Hoofdredacteur interviewt hoofdredacteur: het afscheidsgesprek met Mark Vanvaeck

Wat zie je dan als de voornaamste taak van een hoofdredacteur?

Een hoofdredacteur moet vooral dingen bewaken, zoals het evenwicht, over de jaargangen heen. Ervoor zorgen dat erfgoed, oude kunst en nieuwe kunst en alles daartussen een plaats krijgen. Ook de regionale spreiding moet je in het oog houden. De kleine, fijne musea mag je niet vergeten. Er zijn zoveel dingen te ontdekken, in alle uithoeken, in de kleinste dorpjes. Vaak is okv is het enige medium dat daar aandacht aan besteedt. Als wij niet over die onbekende, bijzondere expo's schrijven, weten mensen niet dat ze bestaan. En natuurlijk moet je streven naar kwaliteit, in de tekst en in de beelden. Gelukkig hebben we een hecht redactieteam. Onze vormgevers mag ik niet vergeten, Linde en Anne, met wie we al enkele jaren samenwerken en die in dezelfde geest denken.
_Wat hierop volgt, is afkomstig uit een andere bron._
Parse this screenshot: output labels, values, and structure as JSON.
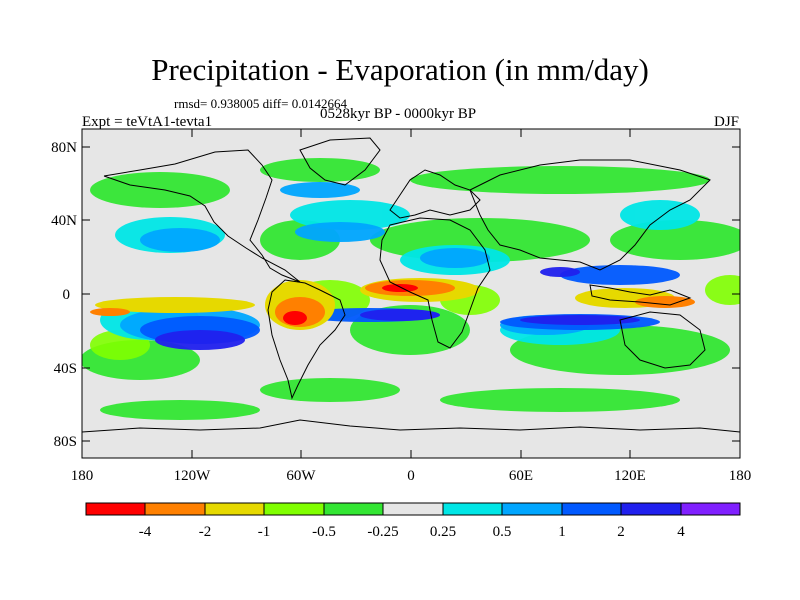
{
  "title": "Precipitation - Evaporation (in mm/day)",
  "stats": "rmsd= 0.938005 diff= 0.0142664",
  "period": "0528kyr BP - 0000kyr BP",
  "experiment": "Expt = teVtA1-tevta1",
  "season": "DJF",
  "axes": {
    "lat_ticks": [
      "80N",
      "40N",
      "0",
      "40S",
      "80S"
    ],
    "lon_ticks": [
      "180",
      "120W",
      "60W",
      "0",
      "60E",
      "120E",
      "180"
    ]
  },
  "colorbar": {
    "labels": [
      "-4",
      "-2",
      "-1",
      "-0.5",
      "-0.25",
      "0.25",
      "0.5",
      "1",
      "2",
      "4"
    ],
    "colors": [
      "#ff0000",
      "#ff8000",
      "#e6d900",
      "#80ff00",
      "#33e633",
      "#e6e6e6",
      "#00e6e6",
      "#00a6ff",
      "#0059ff",
      "#2020ee",
      "#8020ff"
    ]
  }
}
Ik heb het gevoel dat de laatste jaren hedendaagse kunst meer naar de voorgrond kwam. Zie ik dat juist?

Dat is zo. Ook dat heeft met evenwicht te maken. We hebben daar bewust voor gekozen. Het is niet zo dat oudere lezers alleen oude kunst willen en jongere lezers alleen hedendaagse. Dat bleek uit onze bevragingen. De grootste groep lezers mag dan wel vijftig en zestig zijn, de snelst stijgende groep zijn de dertigers en veertigers. Ik geloof dat het evenwicht in ons aanbod en de samenwerking tussen on- en offline daar de grootste reden voor is.

Wat maakt okv anders dan andere kunst- en erfgoedtijdschriften?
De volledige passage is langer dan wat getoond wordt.